Doublethink Lab independently verified 7 accounts from the documents as linked to GoLaxy operations, with behavioral patterns matching the documented descriptions.
From Spamouflage to GoLaxy: A Qualitative Shift
Spamouflage has been identified by Meta and Twitter since 2019—high-volume bot accounts posting repetitive pro-Beijing content, mechanistic behavior patterns, relatively straightforward platform detection. That was a numbers game.
GoLaxy plays a different one. It trains AI on real human behavioral patterns to generate accounts statistically indistinguishable from authentic users, then deploys precision targeting based on individual psychological profiles. Not broadcasting a single message to everyone, but sending each target content crafted specifically for them.
Not an Outlier—An Industry
The documents include information about GoLaxy's partner and client networks, pointing to a commercial ecosystem built around influence operations. GoLaxy's capabilities are not one company's exceptional achievement. They are the natural product of an industry with market scale, growing under Beijing's "civil-military fusion" policy framework: state research institutes incubate commercial companies, commercial companies execute projects of national strategic value, and the corporate shell provides legal insulation and plausible deniability.
GoLaxy's business model is built on providing influence operation capabilities to clients with national strategic mandates. Strip that core function away, and the company has no reason to exist.
What's Being Missed
Public discussion has fixated on the fact that China conducts AI-driven influence operations. That stopped being news some time ago. The structural questions receiving insufficient attention are more uncomfortable.
DeepSeek's dual identity is one of them. It is a technically impressive open-source model. It is also a tool with documented use in manufacturing synthetic personas. The governance dilemma of open-source AI is made concrete here: permitting global developers to use a model means accepting that it will also be weaponized for influence operations. No international mechanism is currently attempting to resolve this contradiction.
The ceiling on detection technology is equally consequential. Current platform detection depends on identifying behavioral anomalies. When synthetic accounts are statistically indistinguishable from real users, the methodology itself fails. The next generation of detection requires not a better classifier but an entirely new authentication architecture—and no one is seriously building one.
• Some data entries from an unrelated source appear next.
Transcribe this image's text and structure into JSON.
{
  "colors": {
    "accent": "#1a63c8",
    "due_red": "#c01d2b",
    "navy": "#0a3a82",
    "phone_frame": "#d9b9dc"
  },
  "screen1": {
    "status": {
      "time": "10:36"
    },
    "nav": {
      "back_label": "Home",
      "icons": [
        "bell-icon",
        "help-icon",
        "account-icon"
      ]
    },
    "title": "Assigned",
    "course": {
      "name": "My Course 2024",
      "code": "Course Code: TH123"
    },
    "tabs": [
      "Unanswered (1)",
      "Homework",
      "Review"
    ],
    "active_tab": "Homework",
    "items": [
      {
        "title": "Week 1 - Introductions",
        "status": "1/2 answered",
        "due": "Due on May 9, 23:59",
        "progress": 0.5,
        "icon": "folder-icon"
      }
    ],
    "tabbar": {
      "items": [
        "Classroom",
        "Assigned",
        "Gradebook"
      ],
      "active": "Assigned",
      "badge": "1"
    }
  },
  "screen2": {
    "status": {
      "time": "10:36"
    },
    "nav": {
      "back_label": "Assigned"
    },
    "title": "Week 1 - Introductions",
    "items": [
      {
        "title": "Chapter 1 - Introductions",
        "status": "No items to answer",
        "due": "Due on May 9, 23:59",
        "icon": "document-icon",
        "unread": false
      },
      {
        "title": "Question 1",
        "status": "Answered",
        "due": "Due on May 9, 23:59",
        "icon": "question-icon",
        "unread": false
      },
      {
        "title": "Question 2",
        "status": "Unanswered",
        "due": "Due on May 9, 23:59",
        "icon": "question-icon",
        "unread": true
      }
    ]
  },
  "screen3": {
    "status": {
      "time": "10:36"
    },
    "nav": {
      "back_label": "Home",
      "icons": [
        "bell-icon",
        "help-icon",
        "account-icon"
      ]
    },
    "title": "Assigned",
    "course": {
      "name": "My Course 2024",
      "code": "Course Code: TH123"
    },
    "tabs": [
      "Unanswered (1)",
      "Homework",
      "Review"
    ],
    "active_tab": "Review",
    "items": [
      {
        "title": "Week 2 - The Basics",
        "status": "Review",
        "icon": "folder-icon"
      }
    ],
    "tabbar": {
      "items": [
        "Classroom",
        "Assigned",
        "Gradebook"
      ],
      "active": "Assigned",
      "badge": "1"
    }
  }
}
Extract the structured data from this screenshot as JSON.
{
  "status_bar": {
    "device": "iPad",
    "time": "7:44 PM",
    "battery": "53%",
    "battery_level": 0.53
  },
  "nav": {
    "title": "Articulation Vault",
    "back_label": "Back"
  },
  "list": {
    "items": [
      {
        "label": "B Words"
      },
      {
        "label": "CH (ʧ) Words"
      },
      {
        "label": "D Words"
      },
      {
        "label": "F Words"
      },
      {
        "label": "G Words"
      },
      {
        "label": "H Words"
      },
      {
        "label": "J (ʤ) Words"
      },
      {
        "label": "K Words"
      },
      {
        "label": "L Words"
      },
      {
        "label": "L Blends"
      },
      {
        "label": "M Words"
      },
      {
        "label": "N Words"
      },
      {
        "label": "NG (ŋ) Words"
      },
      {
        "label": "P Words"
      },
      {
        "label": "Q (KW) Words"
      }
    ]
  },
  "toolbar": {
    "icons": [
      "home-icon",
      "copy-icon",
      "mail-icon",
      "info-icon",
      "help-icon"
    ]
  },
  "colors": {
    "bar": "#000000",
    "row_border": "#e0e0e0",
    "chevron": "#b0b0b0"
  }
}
There is also a less obvious detail: the time lag in how these documents reached Chinese-speaking audiences. The New York Times reported the story in August 2025, with thorough English-language coverage. It was not until March 2026—more than six months later—that Doublethink Lab's Chinese-language analysis brought the information to the broader Chinese-speaking public. Content most relevant to the world's largest Chinese-reading audience required the longest journey to reach them. That delay is itself a footnote on information asymmetry.
The industrialization of cognitive warfare does not require the adversary to first acknowledge its existence. The 399-page archive shows that the infrastructure has been built, tested, and deployed. The question is not whether this is happening, but whether democratic societies' defense mechanisms are prepared for an information environment in which an adversary can manufacture "neighbors" at commercial scale.